The tiniest cough escapes John Watson.
" – so I would like the honest truth as to the nature of your visit." Pause. "And DON`T be boring. I haven't been myself lately and could nod off."
So taken aback is Dr Leo Sterndale, that he sits back in his teeny-tiny chair and surveys Sherlock through heavy lids. Then booms out the loudest of laughs – much resembling the Queen Mary`s foghorn coming into port.
"I think you may be of help to me, after all, Mr Holmes."
Sherlock cracks a smile.
"Omne ignotum pro magnifico," he breathes. "Everything unknown seems grand – until I tell it."
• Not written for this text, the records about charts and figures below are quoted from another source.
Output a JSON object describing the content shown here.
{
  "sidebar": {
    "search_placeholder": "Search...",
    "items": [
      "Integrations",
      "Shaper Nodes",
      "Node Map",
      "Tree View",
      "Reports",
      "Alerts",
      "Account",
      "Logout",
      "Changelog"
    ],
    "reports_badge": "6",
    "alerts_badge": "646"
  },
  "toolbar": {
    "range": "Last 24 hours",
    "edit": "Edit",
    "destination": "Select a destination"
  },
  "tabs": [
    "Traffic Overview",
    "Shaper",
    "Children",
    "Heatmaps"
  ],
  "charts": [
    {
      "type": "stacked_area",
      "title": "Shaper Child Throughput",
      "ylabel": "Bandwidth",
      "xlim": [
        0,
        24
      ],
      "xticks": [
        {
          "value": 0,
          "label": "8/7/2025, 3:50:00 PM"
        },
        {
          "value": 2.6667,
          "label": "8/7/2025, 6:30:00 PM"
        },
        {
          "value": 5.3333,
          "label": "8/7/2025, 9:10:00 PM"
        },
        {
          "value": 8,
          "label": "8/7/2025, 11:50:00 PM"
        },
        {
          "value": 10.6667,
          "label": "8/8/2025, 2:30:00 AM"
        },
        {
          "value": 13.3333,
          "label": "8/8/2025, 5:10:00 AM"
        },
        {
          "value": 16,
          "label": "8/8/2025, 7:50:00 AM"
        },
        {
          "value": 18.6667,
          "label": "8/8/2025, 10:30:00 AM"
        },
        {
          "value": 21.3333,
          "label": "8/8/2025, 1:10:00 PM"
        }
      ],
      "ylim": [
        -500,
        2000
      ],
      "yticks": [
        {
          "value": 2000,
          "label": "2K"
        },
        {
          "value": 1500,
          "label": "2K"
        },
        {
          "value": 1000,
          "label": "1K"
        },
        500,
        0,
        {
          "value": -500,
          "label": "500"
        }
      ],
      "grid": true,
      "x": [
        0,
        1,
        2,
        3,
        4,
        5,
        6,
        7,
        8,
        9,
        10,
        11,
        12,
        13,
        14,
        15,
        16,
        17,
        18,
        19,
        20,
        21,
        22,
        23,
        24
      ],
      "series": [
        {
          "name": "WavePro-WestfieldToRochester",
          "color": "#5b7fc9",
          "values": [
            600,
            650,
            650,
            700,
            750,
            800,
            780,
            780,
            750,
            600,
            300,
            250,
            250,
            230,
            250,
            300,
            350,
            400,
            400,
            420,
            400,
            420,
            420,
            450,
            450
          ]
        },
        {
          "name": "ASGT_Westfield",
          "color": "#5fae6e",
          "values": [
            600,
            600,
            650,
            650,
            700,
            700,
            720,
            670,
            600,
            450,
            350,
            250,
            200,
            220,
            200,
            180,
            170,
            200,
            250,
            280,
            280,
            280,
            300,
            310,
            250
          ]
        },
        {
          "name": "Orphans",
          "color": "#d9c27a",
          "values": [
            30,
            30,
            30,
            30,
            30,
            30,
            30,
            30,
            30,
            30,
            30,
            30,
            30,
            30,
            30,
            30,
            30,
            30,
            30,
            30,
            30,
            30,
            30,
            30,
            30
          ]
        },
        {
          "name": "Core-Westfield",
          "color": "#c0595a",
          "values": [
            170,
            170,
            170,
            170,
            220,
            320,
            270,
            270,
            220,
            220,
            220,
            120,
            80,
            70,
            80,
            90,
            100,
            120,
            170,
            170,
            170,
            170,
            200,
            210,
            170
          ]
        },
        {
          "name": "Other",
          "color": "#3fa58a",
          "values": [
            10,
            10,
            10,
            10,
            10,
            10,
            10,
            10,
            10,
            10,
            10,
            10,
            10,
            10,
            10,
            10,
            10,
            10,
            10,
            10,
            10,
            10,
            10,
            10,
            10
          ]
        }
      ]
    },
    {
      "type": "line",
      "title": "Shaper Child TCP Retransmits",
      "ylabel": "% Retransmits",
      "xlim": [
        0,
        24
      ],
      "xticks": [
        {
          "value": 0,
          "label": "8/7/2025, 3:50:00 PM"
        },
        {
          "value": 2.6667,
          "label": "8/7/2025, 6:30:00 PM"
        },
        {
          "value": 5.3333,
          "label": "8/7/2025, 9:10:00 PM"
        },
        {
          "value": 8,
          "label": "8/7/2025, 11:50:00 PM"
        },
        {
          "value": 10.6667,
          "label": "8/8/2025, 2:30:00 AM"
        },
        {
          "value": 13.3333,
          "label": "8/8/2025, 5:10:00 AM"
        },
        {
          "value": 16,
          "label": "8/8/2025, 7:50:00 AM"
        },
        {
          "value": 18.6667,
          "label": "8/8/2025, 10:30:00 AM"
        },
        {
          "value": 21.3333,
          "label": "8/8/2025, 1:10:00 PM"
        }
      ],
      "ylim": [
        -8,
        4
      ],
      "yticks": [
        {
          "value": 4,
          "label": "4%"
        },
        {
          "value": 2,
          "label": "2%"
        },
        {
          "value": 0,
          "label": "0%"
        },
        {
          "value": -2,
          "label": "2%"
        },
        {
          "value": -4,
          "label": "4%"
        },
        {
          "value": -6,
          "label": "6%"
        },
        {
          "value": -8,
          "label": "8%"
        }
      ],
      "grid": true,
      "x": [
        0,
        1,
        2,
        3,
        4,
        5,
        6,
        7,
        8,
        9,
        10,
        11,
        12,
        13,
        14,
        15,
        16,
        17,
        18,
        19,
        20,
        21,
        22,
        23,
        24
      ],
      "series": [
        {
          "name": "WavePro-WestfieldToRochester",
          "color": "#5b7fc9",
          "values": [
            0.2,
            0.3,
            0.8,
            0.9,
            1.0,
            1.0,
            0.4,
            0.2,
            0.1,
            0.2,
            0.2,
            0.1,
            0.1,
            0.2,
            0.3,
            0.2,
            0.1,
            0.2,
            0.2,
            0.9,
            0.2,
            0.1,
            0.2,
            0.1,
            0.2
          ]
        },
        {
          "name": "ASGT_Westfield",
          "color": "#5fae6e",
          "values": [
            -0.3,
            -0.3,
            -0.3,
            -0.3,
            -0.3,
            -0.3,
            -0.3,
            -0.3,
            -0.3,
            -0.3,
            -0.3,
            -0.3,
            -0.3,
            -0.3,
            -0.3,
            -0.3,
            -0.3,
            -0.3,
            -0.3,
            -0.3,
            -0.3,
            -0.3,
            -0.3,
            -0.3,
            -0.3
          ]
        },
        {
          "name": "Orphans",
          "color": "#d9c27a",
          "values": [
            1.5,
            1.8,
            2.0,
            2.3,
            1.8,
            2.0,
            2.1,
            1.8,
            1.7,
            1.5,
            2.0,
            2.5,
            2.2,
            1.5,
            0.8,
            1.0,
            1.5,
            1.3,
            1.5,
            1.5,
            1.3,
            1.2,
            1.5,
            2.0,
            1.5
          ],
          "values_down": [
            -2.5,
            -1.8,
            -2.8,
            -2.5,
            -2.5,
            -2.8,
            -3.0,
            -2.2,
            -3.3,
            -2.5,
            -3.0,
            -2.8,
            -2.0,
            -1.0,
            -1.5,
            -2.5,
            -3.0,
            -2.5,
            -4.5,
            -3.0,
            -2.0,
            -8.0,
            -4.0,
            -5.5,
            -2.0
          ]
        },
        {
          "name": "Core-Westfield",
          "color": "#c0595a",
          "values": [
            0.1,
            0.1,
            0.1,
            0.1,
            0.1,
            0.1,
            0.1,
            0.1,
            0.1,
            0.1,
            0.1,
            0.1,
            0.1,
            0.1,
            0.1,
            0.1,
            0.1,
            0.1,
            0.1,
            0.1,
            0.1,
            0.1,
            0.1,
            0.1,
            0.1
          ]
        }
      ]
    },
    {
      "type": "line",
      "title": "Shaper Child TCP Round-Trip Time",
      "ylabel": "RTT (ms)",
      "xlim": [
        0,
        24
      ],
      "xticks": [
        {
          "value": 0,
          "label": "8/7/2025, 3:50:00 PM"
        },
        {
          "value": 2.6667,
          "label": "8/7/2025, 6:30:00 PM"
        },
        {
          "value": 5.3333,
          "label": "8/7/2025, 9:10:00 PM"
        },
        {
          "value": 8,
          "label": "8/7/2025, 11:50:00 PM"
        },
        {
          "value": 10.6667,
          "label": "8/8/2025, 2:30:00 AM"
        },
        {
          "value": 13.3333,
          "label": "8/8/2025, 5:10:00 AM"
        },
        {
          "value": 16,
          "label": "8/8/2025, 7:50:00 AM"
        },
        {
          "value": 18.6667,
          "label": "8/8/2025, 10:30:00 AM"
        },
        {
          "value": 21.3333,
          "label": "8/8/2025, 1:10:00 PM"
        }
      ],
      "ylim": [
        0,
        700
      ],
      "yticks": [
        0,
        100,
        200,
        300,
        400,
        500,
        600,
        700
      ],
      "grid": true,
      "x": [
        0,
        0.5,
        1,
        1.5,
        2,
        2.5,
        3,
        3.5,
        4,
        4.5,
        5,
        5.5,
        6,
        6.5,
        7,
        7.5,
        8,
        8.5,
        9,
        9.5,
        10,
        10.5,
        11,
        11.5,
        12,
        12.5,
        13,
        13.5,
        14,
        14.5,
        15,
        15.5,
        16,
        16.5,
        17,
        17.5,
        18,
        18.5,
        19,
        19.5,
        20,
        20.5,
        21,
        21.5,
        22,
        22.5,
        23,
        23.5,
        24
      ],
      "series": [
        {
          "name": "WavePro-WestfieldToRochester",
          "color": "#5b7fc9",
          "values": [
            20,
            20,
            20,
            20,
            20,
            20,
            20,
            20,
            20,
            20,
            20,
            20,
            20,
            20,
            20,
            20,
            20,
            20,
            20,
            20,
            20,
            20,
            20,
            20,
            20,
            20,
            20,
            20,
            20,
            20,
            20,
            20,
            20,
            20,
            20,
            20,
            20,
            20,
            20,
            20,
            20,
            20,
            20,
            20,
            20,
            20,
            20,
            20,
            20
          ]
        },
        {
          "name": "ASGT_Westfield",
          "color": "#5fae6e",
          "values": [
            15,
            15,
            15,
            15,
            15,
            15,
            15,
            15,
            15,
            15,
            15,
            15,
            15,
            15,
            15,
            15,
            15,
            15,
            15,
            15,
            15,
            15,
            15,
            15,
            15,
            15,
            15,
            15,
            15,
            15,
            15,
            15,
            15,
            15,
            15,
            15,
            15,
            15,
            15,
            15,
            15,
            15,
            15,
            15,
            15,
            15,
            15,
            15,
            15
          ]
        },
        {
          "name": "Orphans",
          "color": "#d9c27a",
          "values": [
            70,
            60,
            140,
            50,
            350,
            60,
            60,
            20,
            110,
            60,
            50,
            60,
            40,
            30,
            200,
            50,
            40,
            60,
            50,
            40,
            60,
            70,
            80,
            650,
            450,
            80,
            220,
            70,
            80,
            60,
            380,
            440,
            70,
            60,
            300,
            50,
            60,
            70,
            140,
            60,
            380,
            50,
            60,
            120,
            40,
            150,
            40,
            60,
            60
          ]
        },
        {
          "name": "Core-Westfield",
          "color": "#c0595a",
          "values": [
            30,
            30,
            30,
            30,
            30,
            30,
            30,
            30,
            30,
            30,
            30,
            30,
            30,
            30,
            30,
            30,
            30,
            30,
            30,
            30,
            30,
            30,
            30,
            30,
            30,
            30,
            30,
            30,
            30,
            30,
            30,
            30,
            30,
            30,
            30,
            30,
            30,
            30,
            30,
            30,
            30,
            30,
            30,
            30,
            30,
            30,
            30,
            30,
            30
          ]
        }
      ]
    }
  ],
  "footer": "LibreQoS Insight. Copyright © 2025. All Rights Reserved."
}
Dr. Sterndale thus tells his tale.
"For the past fifteen years, I have loved the same woman, Brenda Mortimer. She has waited patiently for me as I travelled the world. Even working on my programmes, from time to time, just to be close to me. I have been such a nomad I didn't think it fair to start a life with her until I`d decided to settle. This was to be my last series of `Leo`s Lions` and I was ready to marry my Brenda."
Sherlock has his eyes closed and is leaning against one hand. John is fervently hoping he hasn't nodded off…
"Enchanting." He murmurs. Opening one grey(ish) eye, and looking directly at the Lion doctor. "Problem?"
Leo puts his leonine head in his giant hands and sighs (how else?) heavily. "Ah, Mr. Holmes, as I was about to board my flight to Senegal this morning, I received a text from my agent. Brenda Mortimer has been arrested – in connection with the murders of Lars Lamstraud; Jay Willoughby Smith and Eduardo Lucas." The mountainous man pauses to gather breath and rub his Neolithic face. "I need you to help me – to help US!"
Sherlock Holmes sits up straight and alert in his chair, and, instantly, one of the greatest minds in the western world is at the Lion doctor`s service.